With the advent of TV, Hollywood went from producing several hundred films a year to the current 100 or so. The studio chiefs were sore about the new competition. Studio exec Darryl F. Zanuck famously predicted in 1946 that TV would never catch on. "Television won't be able to hold onto any market it captures after the first six months," Zanuck said. "People will soon get tired of staring at a plywood box every night." In 2010, the average American watches almost five hours of TV a day.
I've always been inclined to give Zanuck a break on this. TV technology had been around since the 1920s, was officially launched at the 1939 World's Fair in New York by the legendary Robert Sarnoff, but didn't find its mass audience until well into the 1950s. Reception was grainy, you had a choice of four or five channels, and the content was limited to the likes of "My Mother the Car" and "Ed The Talking Horse" until the advent of cable in the 1970s.

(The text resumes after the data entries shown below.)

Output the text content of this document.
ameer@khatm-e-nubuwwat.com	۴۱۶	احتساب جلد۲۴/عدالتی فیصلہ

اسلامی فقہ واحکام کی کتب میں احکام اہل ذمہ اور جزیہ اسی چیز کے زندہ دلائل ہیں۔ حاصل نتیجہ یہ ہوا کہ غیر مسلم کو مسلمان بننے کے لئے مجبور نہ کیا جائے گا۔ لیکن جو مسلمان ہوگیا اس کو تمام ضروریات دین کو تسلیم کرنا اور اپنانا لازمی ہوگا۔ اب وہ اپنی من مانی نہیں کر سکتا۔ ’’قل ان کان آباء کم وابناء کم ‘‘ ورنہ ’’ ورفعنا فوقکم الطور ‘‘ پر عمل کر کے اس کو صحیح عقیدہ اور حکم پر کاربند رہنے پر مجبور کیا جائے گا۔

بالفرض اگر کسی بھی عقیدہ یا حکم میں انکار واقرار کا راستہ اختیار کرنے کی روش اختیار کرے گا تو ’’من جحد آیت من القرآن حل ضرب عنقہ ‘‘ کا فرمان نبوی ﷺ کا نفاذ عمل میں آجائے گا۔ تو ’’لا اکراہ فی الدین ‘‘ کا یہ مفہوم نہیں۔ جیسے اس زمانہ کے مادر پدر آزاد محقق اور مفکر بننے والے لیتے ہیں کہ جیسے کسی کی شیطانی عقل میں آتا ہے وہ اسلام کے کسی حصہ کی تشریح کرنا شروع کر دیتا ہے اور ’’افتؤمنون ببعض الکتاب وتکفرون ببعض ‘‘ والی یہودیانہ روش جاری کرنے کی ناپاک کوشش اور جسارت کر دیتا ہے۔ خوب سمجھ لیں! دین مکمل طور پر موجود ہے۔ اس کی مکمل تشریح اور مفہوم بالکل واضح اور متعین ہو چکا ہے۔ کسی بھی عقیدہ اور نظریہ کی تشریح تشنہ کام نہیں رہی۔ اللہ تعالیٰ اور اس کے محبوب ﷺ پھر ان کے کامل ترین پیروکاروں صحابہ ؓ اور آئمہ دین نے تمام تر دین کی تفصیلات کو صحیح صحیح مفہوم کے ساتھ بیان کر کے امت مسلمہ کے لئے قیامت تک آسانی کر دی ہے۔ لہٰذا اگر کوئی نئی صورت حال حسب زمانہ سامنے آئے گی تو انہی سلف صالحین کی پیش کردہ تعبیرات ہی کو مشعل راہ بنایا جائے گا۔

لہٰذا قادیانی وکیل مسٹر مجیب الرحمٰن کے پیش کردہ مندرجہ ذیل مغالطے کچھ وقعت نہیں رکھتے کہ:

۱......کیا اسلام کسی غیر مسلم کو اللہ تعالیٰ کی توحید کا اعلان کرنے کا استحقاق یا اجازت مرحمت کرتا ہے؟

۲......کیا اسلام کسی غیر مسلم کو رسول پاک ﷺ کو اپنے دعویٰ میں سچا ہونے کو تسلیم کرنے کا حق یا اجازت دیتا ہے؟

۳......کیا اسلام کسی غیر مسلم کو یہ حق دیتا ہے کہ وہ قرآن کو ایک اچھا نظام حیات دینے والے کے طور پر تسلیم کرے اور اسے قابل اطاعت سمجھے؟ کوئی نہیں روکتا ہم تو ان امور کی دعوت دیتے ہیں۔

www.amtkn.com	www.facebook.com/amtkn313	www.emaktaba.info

Harold Camping, as you know, says he was merely off by a few months, that Judgment Day will now occur October 21. I have my bucket list ready:
* Impound the assets of the Catholic Church in Canada until Rome gets serious about tracking down every active and retired pedophile in the priesthood, from monsignors to bishops to cardinals to the Holy Father himself, if it comes to that. (Of course, I'd have to be PM to do this, and that's not on my bucket list, so a bit of a quandary there.)
* Get myself appointed Stephen Harper's chief handler. I think of it as a The King's Speech scenario. I'd impose on Harper a drop-dead date for completing his NHL history, which I expect will be a marvelous tome and would also distract him for awhile from mucking about with the country. I'd arrange for at least three high-profile piano concerto appearances a year; the man's a superb pianist, and he's already given at least one well-received performance with a top orchestra. And lots of pictures of Harper with the kids, whom he overtly adores, and with Laureen, possibly being driven about on her Harley.
* Buy the Maple Leafs and turn it into a hockey team.
* Meet Nelson Mandela and George Clooney.
* Meet Lloyd Blankfein and punch him in the nose. I've never hit anyone. But it's all I can think of, since the law chooses not to touch him, and Goldman Sachs has been a very naughty company.